Gates’ last release as Curb Service was five years ago, when he put out some nice, frat-party-friendly tracks that didn’t tax the listeners’ brains too much. Here, five years later, he returns with a tighter sound and more introspective lyrics. His previous releases as Curb Service saw him mixing up his hip-hop/break beat tracks with full-rock-band-backed songs. There were some songs that were straight up indie rock. But on Romeo Jive, Curb Service fully embraces the hip-hop ethos. It’s a confident, mature record, obviously from someone who puts a lot of thought into assembling sounds designed to move people.

As a producer/composer, Curb Service is tight, seamless. Romeo Jive’s production values rival bigger, more established major-label acts, and he creates a catchy, intriguing space for his well-crafted rhymes. On Romeo Jive, Curb Service stays away from relying too much on samples and the studio as instruments, and instead creates a warm and organic sound built up from guitar, pianos, drums, and the occasional synth. When he does use samples on the record, he makes sure they blend together with his live-recorded music and always serve the larger piece.

Lyrically, Romeo Jive is intelligent and clever. Curb Service definitely has the flow that comes from being long immersed in the work of hip-hop’s innovators. He’s just as comfortable covering topics running the gamut from goofy forbidden love on “The Jitters” and “Romeo Jive” to moving, heartfelt advice from a father to his son on “Solemnly,” all with the confidence of a veteran rapper.

Curb Service: “The Fix”

[[mp3 curb_service_the_fix]]

One of the album’s stand-out tracks is the elder-statesman autobiography “The Fix,” a spacious meditation on clawing his way up from the top that all hip-hop artists seem obligated to make at least one of. Curb Service pulls it off by being sparing in production and emotionally honest, with grizzled-wisdom tidbits like “And all I really knew was what not to be. / The rest was a guess you can put that all on me.” Romeo Jive is full of moments like this, where Gate’s rhymes pierce through the laid-back grooves and make your brain and heart take notice along with your bobbing head.

The strongest track on the record is “La Rosa Come Over,” a pretty and soaring instrumental piece that isn’t much more than a four-chord piano loop, some drums, and harmonic humming but manages in its simplicity to convey more yearning and wistfulness than many of Gates’ cleverly-penned lyrics. Maybe it’s the change-up from all the mid-tempo drawl that makes it so appealing.

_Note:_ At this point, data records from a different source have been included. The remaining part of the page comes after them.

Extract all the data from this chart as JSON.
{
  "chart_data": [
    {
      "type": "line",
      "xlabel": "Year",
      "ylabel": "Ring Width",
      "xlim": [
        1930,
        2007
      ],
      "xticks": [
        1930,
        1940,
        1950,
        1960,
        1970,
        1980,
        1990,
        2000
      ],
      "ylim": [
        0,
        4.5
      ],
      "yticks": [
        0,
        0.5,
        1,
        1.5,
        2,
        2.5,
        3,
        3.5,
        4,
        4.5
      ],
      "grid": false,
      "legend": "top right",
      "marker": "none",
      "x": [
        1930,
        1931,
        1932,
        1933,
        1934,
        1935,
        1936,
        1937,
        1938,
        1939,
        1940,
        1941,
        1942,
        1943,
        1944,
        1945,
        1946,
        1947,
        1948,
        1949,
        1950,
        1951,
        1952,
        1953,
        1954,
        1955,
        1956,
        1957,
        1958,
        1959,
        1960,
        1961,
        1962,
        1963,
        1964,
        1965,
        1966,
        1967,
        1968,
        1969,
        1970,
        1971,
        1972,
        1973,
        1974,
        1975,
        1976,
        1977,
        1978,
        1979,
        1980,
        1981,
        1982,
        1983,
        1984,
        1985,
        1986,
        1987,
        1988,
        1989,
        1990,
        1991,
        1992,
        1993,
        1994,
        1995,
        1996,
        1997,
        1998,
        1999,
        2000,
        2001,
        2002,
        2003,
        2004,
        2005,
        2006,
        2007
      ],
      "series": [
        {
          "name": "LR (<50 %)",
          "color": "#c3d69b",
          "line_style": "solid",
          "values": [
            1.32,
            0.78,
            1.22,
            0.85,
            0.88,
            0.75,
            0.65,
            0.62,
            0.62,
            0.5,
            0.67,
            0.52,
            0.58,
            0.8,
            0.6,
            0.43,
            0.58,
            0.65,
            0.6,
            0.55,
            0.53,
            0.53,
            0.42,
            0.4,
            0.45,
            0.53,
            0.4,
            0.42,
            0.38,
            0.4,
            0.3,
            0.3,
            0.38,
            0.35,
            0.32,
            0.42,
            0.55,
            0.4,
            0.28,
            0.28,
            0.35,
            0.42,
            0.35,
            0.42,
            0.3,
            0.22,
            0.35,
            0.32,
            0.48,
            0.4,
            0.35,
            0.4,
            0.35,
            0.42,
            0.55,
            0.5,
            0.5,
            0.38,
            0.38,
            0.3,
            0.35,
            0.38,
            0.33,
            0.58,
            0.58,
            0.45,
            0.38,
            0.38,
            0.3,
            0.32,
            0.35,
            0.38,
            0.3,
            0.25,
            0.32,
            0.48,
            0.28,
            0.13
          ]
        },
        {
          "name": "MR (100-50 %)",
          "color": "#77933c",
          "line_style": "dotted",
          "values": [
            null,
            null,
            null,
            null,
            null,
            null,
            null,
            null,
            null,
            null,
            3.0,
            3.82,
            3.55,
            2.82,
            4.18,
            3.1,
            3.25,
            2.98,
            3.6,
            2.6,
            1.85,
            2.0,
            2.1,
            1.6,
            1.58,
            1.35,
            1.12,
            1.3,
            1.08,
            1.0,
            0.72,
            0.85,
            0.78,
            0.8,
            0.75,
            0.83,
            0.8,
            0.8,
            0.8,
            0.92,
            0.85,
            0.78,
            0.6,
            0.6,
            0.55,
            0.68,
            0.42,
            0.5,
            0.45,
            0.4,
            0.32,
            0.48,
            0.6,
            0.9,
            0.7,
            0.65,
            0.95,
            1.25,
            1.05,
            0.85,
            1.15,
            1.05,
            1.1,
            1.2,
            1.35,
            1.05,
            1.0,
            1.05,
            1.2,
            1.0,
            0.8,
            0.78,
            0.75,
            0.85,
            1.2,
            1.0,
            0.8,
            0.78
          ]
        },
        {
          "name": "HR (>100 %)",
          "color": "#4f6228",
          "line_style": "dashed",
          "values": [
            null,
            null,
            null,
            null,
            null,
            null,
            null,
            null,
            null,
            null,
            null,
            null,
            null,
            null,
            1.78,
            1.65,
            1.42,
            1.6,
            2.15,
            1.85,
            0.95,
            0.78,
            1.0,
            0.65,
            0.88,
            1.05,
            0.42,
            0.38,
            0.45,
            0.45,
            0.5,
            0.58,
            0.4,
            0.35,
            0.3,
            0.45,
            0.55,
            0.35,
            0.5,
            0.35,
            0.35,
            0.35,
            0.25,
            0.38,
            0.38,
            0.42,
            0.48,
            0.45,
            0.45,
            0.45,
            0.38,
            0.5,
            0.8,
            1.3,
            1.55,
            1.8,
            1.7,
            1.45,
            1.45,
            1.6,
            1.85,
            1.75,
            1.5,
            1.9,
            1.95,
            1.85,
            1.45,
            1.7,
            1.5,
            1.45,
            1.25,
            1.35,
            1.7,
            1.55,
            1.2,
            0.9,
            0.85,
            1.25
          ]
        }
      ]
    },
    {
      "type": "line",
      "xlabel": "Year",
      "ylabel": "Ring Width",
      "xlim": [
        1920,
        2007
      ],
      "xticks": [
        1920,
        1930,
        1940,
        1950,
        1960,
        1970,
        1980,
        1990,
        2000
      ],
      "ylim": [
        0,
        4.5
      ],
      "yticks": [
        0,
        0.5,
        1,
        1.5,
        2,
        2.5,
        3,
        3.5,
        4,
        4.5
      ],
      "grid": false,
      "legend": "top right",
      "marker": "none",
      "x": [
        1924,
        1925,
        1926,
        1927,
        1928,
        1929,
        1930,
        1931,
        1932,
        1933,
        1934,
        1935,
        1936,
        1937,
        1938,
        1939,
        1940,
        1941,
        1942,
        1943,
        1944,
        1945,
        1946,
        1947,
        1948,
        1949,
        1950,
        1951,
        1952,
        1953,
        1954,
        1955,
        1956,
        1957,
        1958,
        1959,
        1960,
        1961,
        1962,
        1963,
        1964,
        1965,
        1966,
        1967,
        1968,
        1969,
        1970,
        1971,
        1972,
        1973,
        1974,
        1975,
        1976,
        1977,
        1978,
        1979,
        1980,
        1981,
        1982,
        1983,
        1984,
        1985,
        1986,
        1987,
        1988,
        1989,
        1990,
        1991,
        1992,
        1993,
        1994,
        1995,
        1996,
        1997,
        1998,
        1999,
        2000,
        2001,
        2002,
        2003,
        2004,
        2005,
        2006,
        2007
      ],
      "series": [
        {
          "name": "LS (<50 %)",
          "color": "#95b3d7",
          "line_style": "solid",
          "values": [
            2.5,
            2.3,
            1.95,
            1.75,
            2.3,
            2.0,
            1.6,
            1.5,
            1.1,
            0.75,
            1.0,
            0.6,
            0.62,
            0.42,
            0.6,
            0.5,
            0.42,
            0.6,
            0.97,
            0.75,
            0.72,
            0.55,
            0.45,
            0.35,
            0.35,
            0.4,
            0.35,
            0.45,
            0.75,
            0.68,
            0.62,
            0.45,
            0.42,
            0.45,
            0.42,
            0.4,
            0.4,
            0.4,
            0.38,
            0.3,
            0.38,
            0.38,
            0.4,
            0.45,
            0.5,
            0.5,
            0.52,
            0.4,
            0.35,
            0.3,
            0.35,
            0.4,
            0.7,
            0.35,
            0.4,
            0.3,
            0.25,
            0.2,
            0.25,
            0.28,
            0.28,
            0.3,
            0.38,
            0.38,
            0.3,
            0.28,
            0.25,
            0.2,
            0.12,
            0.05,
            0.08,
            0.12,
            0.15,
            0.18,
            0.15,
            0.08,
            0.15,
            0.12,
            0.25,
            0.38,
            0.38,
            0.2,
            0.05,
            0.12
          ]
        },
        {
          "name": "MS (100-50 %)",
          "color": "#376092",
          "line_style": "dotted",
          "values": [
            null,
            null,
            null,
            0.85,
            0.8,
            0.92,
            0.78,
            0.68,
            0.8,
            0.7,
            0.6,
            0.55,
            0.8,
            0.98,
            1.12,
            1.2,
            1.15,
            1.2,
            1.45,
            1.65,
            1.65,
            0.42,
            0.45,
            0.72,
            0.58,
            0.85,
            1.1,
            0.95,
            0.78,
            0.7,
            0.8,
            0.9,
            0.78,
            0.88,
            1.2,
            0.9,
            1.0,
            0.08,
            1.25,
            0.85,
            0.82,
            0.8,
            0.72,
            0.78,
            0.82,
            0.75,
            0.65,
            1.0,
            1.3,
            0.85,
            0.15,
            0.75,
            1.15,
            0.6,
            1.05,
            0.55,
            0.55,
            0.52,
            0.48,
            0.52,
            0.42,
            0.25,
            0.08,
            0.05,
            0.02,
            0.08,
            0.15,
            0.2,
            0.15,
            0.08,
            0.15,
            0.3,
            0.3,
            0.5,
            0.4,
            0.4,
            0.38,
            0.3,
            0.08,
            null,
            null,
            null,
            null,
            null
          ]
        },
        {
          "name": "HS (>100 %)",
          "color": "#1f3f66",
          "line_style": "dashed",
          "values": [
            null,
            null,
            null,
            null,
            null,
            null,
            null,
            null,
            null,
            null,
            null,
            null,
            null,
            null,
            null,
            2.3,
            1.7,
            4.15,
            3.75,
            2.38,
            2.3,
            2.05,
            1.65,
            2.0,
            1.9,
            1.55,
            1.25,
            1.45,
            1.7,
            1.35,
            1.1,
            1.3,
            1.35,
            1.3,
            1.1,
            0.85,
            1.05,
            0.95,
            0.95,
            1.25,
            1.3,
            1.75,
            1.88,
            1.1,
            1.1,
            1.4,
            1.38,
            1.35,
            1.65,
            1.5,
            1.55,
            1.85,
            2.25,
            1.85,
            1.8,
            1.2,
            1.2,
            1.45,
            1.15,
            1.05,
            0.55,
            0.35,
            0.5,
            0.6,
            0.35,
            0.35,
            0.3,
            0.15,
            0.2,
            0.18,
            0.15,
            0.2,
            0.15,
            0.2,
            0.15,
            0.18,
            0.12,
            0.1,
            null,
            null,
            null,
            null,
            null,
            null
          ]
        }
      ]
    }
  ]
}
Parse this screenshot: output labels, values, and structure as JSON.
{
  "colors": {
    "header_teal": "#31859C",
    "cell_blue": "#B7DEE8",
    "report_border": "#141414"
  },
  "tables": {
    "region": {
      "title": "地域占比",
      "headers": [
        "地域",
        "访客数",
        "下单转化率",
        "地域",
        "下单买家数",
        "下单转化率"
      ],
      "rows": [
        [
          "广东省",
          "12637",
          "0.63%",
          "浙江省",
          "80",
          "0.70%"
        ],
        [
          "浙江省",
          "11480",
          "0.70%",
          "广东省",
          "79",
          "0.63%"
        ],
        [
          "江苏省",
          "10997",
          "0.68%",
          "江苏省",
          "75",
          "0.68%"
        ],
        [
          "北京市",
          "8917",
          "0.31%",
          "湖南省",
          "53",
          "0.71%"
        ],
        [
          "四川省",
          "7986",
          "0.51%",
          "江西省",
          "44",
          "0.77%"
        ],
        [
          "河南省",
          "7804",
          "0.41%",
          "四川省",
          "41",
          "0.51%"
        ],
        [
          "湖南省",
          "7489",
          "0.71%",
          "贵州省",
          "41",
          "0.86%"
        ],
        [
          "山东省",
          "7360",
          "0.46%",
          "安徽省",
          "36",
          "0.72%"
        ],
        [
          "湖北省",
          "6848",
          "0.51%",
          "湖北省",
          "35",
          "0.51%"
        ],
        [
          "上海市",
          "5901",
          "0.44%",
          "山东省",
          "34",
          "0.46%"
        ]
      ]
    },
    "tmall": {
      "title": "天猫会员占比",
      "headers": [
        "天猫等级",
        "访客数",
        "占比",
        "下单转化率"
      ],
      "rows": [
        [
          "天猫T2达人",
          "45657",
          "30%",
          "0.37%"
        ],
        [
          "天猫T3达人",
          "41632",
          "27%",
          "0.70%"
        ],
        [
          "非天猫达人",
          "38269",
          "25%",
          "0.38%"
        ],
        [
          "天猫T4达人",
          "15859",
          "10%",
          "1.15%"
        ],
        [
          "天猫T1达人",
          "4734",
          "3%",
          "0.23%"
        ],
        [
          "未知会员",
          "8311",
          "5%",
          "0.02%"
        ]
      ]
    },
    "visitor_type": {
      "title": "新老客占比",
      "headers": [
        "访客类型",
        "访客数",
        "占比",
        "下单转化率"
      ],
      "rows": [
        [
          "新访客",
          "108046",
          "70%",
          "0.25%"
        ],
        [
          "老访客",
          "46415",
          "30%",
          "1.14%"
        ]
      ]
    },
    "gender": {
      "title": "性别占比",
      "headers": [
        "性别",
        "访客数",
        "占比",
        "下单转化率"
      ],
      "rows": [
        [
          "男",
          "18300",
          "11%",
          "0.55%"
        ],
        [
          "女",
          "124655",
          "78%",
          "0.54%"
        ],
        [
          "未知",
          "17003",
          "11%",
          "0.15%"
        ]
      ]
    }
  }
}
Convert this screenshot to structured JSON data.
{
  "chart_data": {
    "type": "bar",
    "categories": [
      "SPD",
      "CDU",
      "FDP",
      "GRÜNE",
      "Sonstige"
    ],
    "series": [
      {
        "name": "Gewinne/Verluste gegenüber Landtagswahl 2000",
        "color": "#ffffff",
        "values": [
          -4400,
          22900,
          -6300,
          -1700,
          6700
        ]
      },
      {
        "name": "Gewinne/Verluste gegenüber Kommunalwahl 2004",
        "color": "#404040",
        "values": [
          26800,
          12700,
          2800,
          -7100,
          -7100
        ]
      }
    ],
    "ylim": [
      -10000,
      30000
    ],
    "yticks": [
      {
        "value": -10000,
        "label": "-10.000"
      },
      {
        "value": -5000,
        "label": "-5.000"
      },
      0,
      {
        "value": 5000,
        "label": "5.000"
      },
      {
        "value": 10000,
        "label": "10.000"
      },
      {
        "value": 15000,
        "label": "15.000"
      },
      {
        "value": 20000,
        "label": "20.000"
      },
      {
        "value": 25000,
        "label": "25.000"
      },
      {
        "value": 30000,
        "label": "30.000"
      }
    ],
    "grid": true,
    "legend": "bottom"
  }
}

Curb Service: “La Rosa Come Over”

[[mp3 curb_service_la_rosa_come_over]]

Which is exactly where Romeo Jive‘s main weakness lies. When Curb Service subsumes his skills as a DJ to his skills as a songwriter, we lose something. Gates’ other work as a DJ, producer, and remixer is chock full of bangers that would be right at home at any club. On this album, Curb Service opts for the same basic mid-tempo sample-instrumental-verse-chorus-verse format that, while good for kicking back with your favorite chill-out substance and contemplating middle-class problems, doesn’t really propel you to the dance floor. Although no two tracks sound alike and the album never starts to sound redundant, it would be nice to have some tracks that make me want to dance.

Also, Gates’ voice can be a doppelganger of Elliot Smith’s, and there’s a reason Smith wasn’t a rapper. Smith’s voice lent itself best to fragile, poignant songs of self-loathing, not laid-back raps full of braggadocio spouting middle-age wisdom. There was a point on the record where Gates’ thin double-tracked vocals got a bit too saccharine and I started craving brawnier stuff.

Romeo Jive is a record you listen to on a lazy evening kicking your feet up on the porch with a six-pack of beer, watching the night go by, maybe talking some philosophy with your buds. Or riding around in your car late at night, wondering where the hell the last fifteen years of your life went and why they went by so fast. The record reminds you that while you have a lot of history behind you, you’ve still got a lot going for you right here, right now. A shot of adrenaline it’s not, but maybe what we all need is to just chill out anyway.

 

Curb Service will perform tomorrow, Saturday, August 17th at Mike ‘N Molly’s with Thoughts Detecting Machines and Swords as a part of Romeo Jive‘s release party.